In April, the union held a three-day work stoppage. The strike was shut down without meeting any of the workers’ demands. The union also gave management ample time to hire nonunion workers to serve as strikebreakers. In May, the union held a rally at Baltimore’s Inner Harbor to cover up its role in shutting down the previous strike. Union officials also sought to conceal the broader political questions involved in the attack on health care and health care workers, in particular the role of the Democratic Party.

The SEIU has supported and collaborated in the implementation of President Obama’s signature health care overhaul, the Affordable Care Act (ACA). As a condition for further federal reimbursements in funds, Obama has sought to enact cost-cutting measures in patient treatments at hospitals as well as employee pay. In Maryland, a commission has been established in order to claw back over $330 million in such reimbursements over the next five years.

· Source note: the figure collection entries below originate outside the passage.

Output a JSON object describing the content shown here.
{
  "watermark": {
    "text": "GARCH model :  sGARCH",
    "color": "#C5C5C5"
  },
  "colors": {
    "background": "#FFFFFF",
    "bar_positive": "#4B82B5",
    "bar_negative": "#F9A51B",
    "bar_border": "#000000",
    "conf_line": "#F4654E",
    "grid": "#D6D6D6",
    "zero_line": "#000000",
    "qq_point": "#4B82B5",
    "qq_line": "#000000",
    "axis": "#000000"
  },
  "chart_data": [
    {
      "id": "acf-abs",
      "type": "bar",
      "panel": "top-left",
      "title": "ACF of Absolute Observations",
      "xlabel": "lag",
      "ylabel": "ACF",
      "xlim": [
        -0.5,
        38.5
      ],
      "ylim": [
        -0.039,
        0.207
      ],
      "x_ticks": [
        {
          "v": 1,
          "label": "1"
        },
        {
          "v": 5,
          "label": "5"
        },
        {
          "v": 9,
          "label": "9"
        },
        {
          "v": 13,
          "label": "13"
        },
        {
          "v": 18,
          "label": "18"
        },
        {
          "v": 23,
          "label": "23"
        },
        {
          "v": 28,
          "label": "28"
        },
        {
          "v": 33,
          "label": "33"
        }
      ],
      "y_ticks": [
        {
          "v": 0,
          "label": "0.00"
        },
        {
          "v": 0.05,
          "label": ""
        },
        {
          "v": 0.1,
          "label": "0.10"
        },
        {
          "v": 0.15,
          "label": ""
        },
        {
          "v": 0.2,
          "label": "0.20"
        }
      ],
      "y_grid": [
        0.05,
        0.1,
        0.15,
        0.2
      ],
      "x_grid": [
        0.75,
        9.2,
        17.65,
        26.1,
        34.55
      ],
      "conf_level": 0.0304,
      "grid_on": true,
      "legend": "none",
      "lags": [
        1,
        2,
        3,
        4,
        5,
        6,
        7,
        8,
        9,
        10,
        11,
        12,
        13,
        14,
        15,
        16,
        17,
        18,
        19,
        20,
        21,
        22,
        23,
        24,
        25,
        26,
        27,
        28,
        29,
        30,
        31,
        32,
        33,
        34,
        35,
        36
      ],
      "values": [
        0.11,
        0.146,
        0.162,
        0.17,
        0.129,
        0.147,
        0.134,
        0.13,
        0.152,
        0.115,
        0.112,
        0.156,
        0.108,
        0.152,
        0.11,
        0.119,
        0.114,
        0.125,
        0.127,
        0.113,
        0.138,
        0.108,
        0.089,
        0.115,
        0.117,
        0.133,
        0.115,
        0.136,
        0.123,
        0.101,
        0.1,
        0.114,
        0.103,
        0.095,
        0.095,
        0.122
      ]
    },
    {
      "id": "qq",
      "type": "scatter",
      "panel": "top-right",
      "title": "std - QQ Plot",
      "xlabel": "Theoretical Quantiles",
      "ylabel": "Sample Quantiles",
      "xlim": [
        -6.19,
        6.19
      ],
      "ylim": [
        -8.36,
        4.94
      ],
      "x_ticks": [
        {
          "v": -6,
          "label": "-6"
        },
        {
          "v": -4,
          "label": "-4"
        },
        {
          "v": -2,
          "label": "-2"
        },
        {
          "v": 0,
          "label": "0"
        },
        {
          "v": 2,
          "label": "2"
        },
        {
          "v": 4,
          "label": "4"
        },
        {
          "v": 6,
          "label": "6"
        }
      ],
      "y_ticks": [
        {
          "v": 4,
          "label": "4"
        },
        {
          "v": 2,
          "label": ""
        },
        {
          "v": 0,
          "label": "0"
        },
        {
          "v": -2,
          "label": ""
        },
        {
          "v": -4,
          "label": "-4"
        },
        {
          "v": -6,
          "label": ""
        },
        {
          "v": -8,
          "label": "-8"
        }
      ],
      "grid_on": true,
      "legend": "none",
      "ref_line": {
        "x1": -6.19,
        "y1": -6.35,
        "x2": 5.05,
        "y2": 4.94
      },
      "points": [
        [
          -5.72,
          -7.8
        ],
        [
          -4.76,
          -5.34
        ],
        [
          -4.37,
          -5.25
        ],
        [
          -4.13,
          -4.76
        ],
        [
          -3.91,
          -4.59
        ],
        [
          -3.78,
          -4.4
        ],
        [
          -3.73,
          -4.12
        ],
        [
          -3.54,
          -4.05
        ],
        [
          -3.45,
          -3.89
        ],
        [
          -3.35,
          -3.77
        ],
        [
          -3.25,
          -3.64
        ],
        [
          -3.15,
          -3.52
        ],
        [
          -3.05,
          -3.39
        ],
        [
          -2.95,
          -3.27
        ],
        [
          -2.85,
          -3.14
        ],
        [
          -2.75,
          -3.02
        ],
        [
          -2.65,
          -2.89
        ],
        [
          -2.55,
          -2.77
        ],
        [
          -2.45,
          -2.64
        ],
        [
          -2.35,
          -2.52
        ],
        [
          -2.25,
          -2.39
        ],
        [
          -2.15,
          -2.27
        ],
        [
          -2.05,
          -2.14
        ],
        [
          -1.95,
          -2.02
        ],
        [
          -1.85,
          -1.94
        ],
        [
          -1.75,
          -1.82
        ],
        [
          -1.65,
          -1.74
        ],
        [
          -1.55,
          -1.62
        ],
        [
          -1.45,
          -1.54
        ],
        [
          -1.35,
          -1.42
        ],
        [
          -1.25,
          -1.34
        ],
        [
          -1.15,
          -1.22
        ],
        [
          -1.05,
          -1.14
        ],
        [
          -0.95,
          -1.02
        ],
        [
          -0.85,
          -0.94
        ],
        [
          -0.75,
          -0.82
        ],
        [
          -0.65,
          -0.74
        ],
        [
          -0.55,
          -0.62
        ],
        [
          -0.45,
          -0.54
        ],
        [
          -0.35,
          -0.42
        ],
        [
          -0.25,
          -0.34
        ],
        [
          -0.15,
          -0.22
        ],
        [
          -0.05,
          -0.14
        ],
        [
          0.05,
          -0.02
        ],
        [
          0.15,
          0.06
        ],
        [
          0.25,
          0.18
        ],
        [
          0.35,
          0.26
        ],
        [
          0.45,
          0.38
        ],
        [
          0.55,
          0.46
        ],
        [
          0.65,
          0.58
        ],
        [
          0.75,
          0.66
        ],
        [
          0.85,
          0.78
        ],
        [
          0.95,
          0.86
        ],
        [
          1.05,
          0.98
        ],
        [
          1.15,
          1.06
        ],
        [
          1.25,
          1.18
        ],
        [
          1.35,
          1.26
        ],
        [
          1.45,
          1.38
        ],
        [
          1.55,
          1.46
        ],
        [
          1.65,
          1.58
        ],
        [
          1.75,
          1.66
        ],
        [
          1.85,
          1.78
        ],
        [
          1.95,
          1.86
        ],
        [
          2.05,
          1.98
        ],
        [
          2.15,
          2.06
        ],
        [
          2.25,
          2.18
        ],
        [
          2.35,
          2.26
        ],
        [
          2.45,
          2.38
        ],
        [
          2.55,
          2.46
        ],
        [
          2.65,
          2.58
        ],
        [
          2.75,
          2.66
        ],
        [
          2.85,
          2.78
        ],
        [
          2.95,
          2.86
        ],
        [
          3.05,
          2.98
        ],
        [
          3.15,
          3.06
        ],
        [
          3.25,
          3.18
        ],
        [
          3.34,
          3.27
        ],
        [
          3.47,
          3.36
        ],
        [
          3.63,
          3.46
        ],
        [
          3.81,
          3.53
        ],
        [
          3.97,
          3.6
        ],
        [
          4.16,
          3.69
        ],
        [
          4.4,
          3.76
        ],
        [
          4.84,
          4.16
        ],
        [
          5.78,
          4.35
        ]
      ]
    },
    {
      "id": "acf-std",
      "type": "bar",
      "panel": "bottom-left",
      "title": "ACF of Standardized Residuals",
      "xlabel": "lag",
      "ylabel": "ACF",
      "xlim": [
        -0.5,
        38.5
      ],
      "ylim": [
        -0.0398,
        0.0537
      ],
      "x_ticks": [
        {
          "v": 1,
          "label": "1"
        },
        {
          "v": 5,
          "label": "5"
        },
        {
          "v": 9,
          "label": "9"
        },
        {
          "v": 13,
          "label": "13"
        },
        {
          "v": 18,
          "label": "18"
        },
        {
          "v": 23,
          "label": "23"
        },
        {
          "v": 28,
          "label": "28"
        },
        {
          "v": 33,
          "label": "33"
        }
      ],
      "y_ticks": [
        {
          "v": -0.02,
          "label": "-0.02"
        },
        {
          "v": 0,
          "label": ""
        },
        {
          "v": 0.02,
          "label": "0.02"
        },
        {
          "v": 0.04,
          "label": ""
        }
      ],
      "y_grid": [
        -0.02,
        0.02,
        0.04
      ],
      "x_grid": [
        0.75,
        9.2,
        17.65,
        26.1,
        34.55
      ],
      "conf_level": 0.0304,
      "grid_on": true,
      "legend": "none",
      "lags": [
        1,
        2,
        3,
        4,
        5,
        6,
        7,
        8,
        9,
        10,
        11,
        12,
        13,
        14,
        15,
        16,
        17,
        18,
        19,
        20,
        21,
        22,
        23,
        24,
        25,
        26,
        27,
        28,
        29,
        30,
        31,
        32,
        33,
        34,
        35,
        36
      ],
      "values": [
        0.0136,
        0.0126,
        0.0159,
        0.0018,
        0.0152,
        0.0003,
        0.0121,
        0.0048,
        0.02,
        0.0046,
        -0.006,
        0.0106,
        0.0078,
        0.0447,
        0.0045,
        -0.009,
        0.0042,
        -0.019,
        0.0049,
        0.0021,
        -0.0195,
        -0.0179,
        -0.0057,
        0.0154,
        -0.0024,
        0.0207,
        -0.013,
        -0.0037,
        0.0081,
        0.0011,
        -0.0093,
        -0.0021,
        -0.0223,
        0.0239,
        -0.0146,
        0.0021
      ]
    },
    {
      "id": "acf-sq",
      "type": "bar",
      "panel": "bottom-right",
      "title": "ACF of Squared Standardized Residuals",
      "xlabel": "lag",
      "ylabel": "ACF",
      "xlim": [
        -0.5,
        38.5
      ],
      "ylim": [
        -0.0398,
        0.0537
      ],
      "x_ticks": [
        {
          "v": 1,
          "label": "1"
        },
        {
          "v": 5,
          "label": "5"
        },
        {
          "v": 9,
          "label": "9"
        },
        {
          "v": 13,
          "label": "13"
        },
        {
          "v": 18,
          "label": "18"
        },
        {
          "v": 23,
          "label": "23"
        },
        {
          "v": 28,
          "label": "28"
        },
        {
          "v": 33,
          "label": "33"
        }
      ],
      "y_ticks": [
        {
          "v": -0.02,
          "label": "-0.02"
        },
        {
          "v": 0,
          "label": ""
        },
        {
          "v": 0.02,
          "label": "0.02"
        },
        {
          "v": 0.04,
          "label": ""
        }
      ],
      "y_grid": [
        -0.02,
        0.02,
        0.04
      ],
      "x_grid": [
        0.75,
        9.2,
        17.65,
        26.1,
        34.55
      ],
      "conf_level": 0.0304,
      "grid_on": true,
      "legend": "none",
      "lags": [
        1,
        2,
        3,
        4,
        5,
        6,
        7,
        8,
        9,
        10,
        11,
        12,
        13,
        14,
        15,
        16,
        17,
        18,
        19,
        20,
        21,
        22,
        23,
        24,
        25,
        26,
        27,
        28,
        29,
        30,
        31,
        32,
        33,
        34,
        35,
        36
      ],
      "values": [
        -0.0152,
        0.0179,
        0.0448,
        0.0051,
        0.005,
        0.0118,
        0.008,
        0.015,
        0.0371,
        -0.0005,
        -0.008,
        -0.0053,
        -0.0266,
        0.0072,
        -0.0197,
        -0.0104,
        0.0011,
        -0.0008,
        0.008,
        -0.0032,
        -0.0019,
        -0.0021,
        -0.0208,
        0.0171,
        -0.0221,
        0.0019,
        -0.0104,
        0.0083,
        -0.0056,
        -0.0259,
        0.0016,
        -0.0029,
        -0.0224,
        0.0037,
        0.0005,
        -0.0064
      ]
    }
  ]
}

SEIU has supported this process and was one of the first unions to endorse Obama’s reelection campaign in 2011. Most recently, SEIU 1199 endorsed the candidacy of Maryland Lt. Governor Anthony Brown in the state’s governor race. Brown, who has served as co-chair of Maryland’s Health Care Reform Coordinating Council, has overseen the region’s adoption of the ACA, including the implementation of the state’s ill-fated health care exchanges.

The SIEU’s $15 “Fair Wage” campaign is of a piece with broader attempts by the unions and pseudo-left groups like Socialist Alternative to promote Obama’s fraudulent “fight against inequality,” which has included a call for a hike in the minimum wage. In fact, even in the places where such measures have been adopted, workers’ wages will trail well behind the average costs of living. In the mid-Atlantic Baltimore and Washington DC area, the cost of living is one of the most expensive in the country. A 2013 study by the liberal Economic Policy Institute (EPI) found that a family of four would need to earn at least $88,000 a year to live in normal conditions in the Washington, DC area. This would require a nearly $28-per-hour minimum wage for a worker living in the region.